James Dobson says swats can be given between the ages of about 2 until 10 or 12. I have to admit that the corporal punishment which was widely accepted in my public school days all the way through high school was the biggest deterrent to my own temptations to misbehave. Those coaches could really swing a paddle, and schools were much safer then than now. When they took the paddles out, they had to start replacing them with metal detectors, uniformed law enforcement officers, and entire "street schools" built with millions of tax payer dollars to house the disobedient children a safe distance from the main student populations.

Besides discipline, children need appropriate tangible physical expressions of love. A hug, a pat on the shoulder, a kiss on your daughter's forehead — is very important! It has been found in studies that a lack of physical affection from a particular parent can create homosexual tendencies in the child toward that gender — trying to get the affection never received from the parent. In addition, positive, encouraging words of genuine praise are often interpreted as love. Try to sometimes especially notice something your child is doing right, and comment on it!

And real Christian love — the kind that never fails (1st Cor.13), is unconditional love. We live in a society that is very performance oriented — you get "rewards" if you perform well (and get rejected if you do not perform well). This is not God's love (agape in the Greek language). For a marriage to succeed, parenting of a child to succeed, for any relationship to succeed — unconditional love has to be the foundation. The child needs to know the parent still loves him or her even in spite of disobedience. Again, this is not usually easy, but this is perhaps the biggest key to having children that turn out right.

Another important key to love is that children usually spell love T-I-M-E. Busy parents often don't spend time with their children. I recently read that in 75% of families, both parents work and the average amount of quality time with the child is 7 to 12 minutes a day. But if a parent will work at remembering this issue, often younger children can accompany the parent many places (if they have been disciplined to be obedient in public). Another way to get quality time with children, especially older children, is to take them somewhere they want to go — the zoo, a baseball game, rodeo, car races, etc. (the purpose being to have time to talk and build relationship). Kids always have time to talk if they are being driven where they want!

Last, parents must actively teach and train their children. We cannot and should not assume they will "figure it out". They might not! We need to deliberately teach them the important issues in all arenas of life. Spiritual issues and Christian character are the most important, but it is also important to teach them basic independent living skills like cooking, keeping a check book, and washing their clothes! This actually removes insecurity, builds self-confidence, and ensures they will lead a successful life in the fullest sense.
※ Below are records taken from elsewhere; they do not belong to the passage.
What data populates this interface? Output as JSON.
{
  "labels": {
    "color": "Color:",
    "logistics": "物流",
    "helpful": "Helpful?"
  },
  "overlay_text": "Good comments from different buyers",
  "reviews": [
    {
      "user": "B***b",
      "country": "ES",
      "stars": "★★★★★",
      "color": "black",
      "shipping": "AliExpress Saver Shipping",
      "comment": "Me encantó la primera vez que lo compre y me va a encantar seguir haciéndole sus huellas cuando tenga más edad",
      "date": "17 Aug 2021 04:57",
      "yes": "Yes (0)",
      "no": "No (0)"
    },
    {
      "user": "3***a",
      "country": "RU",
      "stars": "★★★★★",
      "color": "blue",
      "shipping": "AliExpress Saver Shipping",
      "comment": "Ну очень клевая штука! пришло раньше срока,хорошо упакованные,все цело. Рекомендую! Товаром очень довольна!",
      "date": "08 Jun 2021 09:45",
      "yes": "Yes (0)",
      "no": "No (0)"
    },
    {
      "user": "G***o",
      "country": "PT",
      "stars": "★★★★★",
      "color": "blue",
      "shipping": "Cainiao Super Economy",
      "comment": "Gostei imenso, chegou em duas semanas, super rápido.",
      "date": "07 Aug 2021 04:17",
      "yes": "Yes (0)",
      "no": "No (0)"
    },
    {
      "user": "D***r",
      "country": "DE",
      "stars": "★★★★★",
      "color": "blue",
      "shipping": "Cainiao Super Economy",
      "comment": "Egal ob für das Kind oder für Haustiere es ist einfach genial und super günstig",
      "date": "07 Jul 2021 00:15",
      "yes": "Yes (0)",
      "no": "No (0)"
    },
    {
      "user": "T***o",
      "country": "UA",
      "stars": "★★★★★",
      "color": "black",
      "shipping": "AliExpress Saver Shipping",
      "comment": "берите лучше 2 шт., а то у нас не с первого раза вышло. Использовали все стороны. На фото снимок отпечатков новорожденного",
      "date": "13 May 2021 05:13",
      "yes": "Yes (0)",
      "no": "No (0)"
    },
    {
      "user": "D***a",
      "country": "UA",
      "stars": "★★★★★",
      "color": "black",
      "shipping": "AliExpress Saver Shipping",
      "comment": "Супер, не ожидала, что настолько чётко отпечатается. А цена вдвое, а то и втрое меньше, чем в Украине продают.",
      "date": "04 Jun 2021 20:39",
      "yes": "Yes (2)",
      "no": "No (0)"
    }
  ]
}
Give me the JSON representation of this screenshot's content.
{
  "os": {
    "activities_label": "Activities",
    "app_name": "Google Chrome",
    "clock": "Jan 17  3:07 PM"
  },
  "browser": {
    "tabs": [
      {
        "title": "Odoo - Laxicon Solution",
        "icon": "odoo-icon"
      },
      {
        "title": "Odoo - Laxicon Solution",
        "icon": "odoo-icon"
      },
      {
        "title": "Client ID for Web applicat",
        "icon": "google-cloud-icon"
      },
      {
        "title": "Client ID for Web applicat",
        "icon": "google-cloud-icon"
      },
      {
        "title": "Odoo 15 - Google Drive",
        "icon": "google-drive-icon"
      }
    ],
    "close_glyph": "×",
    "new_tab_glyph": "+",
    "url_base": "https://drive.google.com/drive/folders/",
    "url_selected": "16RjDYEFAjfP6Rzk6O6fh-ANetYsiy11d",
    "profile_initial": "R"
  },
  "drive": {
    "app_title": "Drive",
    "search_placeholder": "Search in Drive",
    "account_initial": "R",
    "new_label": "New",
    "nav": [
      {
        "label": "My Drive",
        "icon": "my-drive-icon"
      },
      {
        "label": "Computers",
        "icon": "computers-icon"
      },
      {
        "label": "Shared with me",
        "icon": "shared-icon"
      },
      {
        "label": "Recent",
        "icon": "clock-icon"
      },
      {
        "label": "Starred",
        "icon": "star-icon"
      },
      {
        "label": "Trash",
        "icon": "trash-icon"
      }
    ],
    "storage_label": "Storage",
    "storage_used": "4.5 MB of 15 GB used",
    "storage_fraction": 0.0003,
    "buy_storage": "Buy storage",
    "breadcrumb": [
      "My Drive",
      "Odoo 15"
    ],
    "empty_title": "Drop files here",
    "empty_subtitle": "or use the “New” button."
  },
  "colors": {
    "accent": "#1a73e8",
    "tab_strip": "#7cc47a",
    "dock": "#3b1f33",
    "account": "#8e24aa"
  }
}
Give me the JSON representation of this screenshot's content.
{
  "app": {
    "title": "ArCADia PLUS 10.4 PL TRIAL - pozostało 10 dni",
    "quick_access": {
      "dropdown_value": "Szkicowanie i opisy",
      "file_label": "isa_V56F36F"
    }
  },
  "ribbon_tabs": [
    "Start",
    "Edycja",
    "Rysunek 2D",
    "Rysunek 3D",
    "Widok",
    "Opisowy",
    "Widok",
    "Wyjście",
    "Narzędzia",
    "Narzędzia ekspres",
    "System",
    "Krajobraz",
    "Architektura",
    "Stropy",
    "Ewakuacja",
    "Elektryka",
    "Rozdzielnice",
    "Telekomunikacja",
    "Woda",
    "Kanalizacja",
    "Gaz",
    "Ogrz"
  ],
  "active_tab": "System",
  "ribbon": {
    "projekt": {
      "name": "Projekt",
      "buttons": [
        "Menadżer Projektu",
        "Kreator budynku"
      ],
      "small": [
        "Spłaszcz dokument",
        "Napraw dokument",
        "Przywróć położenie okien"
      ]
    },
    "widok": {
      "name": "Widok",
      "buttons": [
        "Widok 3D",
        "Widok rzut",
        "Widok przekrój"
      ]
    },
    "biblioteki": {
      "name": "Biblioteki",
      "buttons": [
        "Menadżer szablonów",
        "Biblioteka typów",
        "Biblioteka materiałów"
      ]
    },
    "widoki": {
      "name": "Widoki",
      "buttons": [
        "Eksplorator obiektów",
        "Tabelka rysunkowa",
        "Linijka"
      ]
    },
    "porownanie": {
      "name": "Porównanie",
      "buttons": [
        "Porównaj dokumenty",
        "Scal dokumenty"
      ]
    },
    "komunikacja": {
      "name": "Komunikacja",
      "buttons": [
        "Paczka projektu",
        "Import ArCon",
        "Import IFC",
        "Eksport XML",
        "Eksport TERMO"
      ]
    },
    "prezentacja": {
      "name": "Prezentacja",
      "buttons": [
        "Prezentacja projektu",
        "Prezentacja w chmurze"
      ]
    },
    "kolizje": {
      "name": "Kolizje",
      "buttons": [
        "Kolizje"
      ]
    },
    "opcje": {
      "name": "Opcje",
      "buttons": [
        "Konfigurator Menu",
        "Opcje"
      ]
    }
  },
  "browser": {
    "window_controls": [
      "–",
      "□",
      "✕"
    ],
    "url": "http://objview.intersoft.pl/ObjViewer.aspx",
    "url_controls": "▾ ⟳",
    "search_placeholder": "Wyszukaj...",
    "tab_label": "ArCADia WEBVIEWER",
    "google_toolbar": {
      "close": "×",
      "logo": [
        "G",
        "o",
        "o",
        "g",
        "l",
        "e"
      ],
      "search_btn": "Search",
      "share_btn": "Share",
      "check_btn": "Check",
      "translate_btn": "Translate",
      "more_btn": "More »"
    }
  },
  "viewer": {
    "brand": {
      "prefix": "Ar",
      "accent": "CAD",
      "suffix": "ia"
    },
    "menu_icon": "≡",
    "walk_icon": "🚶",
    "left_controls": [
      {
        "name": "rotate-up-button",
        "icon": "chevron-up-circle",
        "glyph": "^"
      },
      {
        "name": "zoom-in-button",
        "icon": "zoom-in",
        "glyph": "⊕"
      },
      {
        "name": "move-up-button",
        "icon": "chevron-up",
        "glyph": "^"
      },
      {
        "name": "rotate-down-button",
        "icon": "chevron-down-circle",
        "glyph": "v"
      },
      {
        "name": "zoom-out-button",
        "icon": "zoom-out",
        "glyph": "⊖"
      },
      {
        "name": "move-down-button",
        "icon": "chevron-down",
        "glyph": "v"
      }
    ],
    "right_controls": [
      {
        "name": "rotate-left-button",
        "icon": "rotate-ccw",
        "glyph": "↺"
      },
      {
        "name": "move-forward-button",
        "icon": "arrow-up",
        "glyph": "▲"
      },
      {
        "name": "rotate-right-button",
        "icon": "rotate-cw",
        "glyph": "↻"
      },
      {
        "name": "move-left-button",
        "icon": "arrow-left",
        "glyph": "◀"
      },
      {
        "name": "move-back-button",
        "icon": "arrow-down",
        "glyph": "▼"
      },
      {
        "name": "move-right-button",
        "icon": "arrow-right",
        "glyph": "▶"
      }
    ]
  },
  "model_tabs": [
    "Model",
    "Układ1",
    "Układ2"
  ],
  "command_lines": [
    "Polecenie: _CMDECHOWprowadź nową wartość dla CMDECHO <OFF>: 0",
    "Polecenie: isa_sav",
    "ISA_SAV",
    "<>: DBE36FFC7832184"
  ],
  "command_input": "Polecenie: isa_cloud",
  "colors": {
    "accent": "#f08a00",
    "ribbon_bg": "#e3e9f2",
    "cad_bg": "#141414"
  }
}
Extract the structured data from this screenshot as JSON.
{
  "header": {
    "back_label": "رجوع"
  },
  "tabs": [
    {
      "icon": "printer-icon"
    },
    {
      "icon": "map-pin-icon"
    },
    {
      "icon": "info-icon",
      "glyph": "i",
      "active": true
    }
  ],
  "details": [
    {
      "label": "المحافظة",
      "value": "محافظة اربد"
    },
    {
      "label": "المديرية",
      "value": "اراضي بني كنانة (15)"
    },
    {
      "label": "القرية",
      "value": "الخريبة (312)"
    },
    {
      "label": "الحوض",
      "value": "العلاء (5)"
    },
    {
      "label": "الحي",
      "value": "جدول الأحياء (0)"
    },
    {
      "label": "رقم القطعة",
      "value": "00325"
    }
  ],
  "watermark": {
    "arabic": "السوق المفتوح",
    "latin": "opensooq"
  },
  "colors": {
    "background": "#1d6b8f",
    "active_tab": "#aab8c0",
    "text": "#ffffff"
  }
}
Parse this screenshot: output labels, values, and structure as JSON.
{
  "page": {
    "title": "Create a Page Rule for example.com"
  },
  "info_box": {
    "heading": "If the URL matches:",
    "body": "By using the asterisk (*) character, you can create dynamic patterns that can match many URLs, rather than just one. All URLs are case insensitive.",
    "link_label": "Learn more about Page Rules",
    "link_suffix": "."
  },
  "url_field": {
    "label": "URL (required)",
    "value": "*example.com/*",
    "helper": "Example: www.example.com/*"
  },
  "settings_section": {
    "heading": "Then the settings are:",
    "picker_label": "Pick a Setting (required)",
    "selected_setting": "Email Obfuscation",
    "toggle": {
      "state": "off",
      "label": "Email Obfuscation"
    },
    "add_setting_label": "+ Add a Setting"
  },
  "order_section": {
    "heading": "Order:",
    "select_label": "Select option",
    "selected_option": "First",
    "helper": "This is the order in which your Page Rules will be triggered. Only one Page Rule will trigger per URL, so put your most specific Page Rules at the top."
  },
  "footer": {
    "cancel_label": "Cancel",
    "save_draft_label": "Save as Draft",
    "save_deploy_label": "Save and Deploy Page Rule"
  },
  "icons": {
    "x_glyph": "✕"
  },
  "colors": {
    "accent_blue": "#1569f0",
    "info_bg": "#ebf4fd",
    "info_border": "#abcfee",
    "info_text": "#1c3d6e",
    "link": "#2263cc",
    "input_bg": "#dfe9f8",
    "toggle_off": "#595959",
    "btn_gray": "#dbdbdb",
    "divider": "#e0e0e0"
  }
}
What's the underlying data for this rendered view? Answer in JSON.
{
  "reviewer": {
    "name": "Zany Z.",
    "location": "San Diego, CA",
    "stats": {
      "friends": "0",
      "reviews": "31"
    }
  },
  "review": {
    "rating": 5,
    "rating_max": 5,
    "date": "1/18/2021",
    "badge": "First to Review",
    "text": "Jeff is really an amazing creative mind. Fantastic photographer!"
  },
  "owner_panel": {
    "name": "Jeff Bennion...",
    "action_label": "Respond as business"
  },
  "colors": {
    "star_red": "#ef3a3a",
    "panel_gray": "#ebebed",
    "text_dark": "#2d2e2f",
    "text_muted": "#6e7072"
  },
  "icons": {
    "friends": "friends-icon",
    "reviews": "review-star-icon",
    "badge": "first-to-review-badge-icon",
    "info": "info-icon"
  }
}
God once showed me the essential child-raising ingredients are parallel to the things a plant needs: soil, air, light, and occasional water. In fact, the Bible refers to children as plants (Psalm 128:3). Children need to be "rooted and grounded in love" (their soil), they need to give out and take in communication like breathing (the air), they need teaching and revelation (the light), and they need occasional discipline (the washing of the water of the Word).

Your children (and grandchildren) are your personal missionaries that you are sending into a time you will never live to see. You have a relatively short space of time (perhaps 18 years) to aim (train) them in the right direction while they are being launched. Children are fragile — so handle with prayer! As they get older, it takes more indirect influence (and more prayer!). But a Godly heritage is worth the effort, expense, and faith required to do it right!